This research explored the discourse and theory in contemporary visual art over the past twenty years. It considered the ways in which a range of theoretical approaches, for example, Marxism, feminism, psychodynamic theory, have contextualised and formed the discourses surrounding contemporary art. The aim of the research was to understand the principles and ideas that underpin contemporary art, and why it is not based on the techniques and body of knowledge that underpin traditional visual art. Research focused on the predominance of recent conceptualisations over previous models of thinking about visual aspects of artworks.
Research began with the content analysis of published sources, including contemporary art journals and interviews with a number of eminent contemporary artists. The next stage involved interviews with a range of interested professionals: eminent contemporary artists, art historians, journal editors, and gallery owners.
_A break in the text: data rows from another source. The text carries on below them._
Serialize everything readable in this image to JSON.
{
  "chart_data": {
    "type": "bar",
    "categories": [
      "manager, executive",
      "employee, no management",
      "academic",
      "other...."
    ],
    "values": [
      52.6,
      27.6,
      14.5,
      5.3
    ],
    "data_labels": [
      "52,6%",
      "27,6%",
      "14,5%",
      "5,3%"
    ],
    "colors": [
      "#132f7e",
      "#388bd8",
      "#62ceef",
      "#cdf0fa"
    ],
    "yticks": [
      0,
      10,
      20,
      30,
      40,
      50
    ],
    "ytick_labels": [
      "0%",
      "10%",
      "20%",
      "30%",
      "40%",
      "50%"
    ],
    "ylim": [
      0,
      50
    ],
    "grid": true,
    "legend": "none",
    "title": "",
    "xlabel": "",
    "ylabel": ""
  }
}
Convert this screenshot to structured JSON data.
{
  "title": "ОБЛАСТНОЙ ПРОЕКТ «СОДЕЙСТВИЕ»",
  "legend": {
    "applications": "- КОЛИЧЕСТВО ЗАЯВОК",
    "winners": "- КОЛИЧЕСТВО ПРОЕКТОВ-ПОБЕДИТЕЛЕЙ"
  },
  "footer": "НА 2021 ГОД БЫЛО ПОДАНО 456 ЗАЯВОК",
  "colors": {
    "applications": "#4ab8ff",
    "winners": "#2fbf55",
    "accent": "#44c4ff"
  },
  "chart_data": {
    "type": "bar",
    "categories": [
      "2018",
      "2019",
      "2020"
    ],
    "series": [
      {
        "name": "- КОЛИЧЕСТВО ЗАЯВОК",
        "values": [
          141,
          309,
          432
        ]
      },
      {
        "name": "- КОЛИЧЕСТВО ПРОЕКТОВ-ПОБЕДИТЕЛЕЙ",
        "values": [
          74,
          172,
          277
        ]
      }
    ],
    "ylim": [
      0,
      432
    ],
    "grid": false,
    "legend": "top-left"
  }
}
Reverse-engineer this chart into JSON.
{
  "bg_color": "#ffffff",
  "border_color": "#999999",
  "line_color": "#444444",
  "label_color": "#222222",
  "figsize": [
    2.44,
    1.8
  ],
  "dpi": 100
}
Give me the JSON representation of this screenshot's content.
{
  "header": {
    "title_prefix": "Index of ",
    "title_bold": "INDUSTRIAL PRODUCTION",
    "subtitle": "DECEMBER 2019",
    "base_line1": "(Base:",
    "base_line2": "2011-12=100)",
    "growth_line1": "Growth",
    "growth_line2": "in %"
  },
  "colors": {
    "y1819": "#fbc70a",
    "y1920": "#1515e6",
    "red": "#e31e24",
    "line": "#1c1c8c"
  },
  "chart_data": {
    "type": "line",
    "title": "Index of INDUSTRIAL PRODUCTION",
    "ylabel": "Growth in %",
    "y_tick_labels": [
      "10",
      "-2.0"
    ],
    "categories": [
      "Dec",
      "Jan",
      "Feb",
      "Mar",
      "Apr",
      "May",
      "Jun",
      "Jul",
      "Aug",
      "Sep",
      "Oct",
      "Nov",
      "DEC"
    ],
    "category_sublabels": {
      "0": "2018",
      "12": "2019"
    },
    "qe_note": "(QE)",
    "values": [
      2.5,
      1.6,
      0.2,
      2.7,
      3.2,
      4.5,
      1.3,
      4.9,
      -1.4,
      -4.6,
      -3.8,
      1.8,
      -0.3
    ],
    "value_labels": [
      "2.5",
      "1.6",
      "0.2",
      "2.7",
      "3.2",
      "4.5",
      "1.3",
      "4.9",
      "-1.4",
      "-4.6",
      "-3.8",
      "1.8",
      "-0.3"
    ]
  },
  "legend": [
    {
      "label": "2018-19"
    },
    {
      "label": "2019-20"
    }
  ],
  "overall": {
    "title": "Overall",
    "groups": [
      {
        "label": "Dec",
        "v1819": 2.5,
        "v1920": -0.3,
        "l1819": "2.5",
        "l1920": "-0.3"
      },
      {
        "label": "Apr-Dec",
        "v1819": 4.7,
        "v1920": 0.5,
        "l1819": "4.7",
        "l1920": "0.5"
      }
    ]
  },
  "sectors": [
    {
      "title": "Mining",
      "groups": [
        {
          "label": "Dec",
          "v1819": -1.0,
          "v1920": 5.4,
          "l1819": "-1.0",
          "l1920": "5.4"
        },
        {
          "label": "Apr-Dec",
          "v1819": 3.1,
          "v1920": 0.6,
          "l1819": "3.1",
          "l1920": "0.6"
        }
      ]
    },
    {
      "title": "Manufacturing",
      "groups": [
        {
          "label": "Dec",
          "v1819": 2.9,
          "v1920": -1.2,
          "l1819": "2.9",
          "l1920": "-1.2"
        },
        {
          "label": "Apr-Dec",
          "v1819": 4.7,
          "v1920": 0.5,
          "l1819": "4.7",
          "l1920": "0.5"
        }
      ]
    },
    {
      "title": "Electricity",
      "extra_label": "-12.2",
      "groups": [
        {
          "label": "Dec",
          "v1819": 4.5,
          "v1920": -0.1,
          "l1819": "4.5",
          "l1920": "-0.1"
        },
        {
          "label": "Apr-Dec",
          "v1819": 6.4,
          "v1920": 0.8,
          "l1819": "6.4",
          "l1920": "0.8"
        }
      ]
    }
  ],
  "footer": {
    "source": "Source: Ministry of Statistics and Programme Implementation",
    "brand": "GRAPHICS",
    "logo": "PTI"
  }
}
The interviews were informal and unstructured – resembling a conversation rather than a formal interview. This mode of interview was dictated to some extent by the nature of the investigation, but also by the experience and attitudes of the artists, who were used to giving interviews to journals and tended to adopt a conversational style. As a result of this style of interviewing, the researcher found that interviewees attempted to involve her in their personal, often heated, discourses by using her as an intermediary. They also at times shared confidential, controversial material with her.
Research findings suggested a shared understanding of an appreciation of contemporary art based on things left unsaid, and the researcher concluded that the contemporary art world functioned on an unspoken agreement to play the game according to these unspoken conventions.